Himisha Beltran, MD, discusses the limitations of tissue biopsies versus liquid biopsies in castration-resistant neuroendocrine prostate cancer.
Himisha Beltran, MD, associate professor of medicine and physician in the Lank Center for Genitourinary Oncology and the Division of Molecular and Cellular Oncology at the Dana-Farber Cancer Institute and Harvard Medical School, discusses the limitations of tissue biopsies versus liquid biopsies in castration-resistant neuroendocrine prostate cancer (CRPC-NE).
Tissue biopsies have innate risks because they are invasive procedures, says Beltran. Performing multiple sequential tissue biopsies to identify cancer subtypes that may emerge in late stages of prostate cancer, such as CRPC-NE, can be challenging.
Additionally, tracking the dynamic changes that occur during CRPC-NE progression is difficult with tissue biopsy because it can only provide information for a single timepoint, explains Beltran. Studying this evolving process of acquired resistance using liquid biopsies could eventually be translated into noninvasive tools to identify patients who are at risk of developing CRPC-NE for earlier and targeted treatment approaches.

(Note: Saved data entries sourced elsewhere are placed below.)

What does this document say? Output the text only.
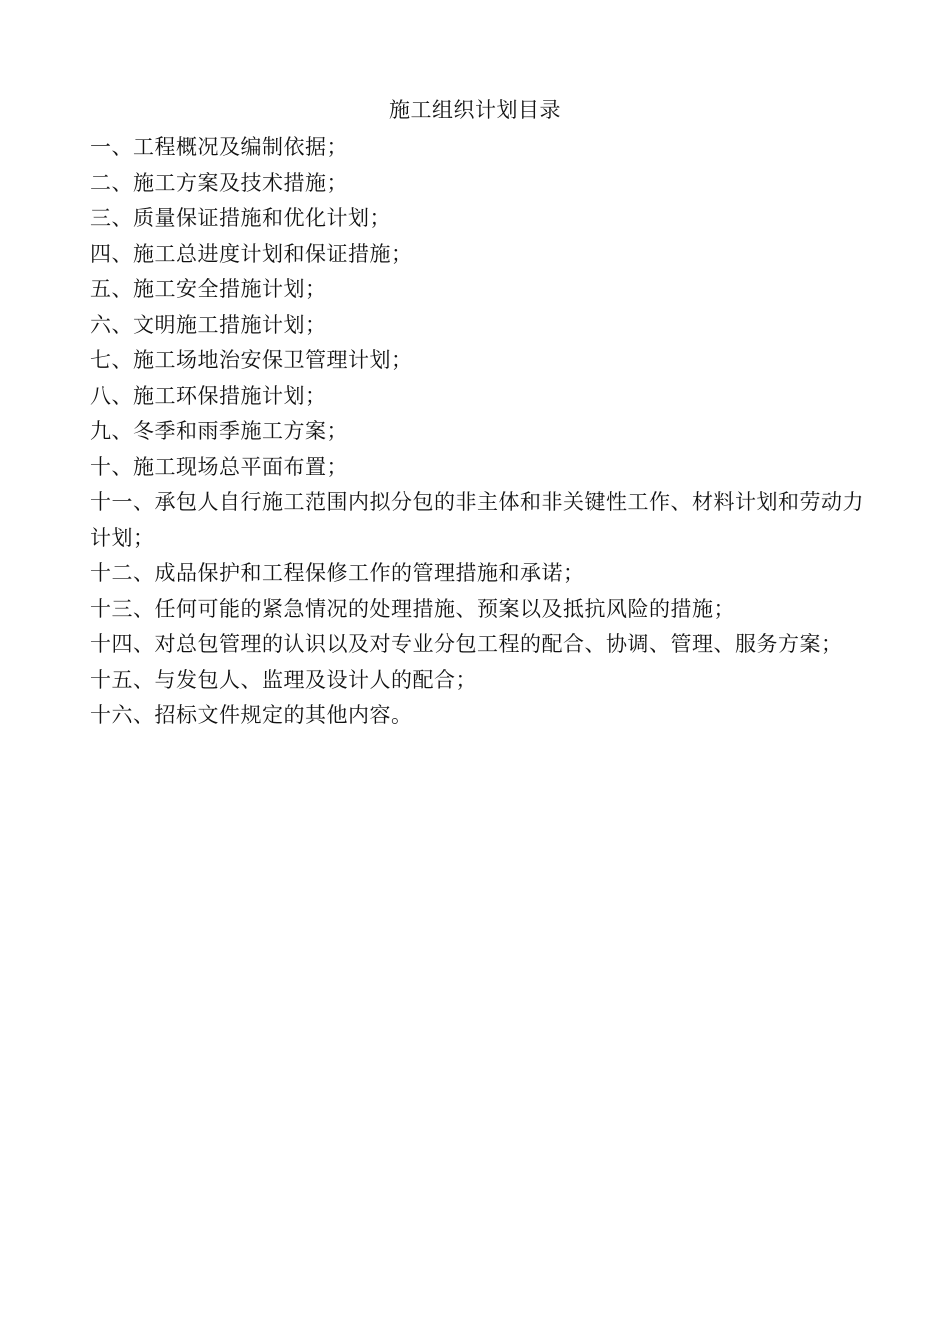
施工组织计划目录
一、工程概况及编制依据；
二、施工方案及技术措施；
三、质量保证措施和优化计划；
四、施工总进度计划和保证措施；
五、施工安全措施计划；
六、文明施工措施计划；
七、施工场地治安保卫管理计划；
八、施工环保措施计划；
九、冬季和雨季施工方案；
十、施工现场总平面布置；
十一、承包人自行施工范围内拟分包的非主体和非关键性工作、材料计划和劳动力计划；
十二、成品保护和工程保修工作的管理措施和承诺；
十三、任何可能的紧急情况的处理措施、预案以及抵抗风险的措施；
十四、对总包管理的认识以及对专业分包工程的配合、协调、管理、服务方案；
十五、与发包人、监理及设计人的配合；
十六、招标文件规定的其他内容。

If researchers can show that the molecular features that are identified with liquid biopsies are robust biomarkers, they could augment current clinical features that are identified with tissue biopsies. These biomarkers could shed light on the mechanisms underlying resistance to therapy, says Beltran.
The utilization of liquid biopsy could continue to push the treatment paradigm in CRPC-NE toward precision medicine, concludes Beltran.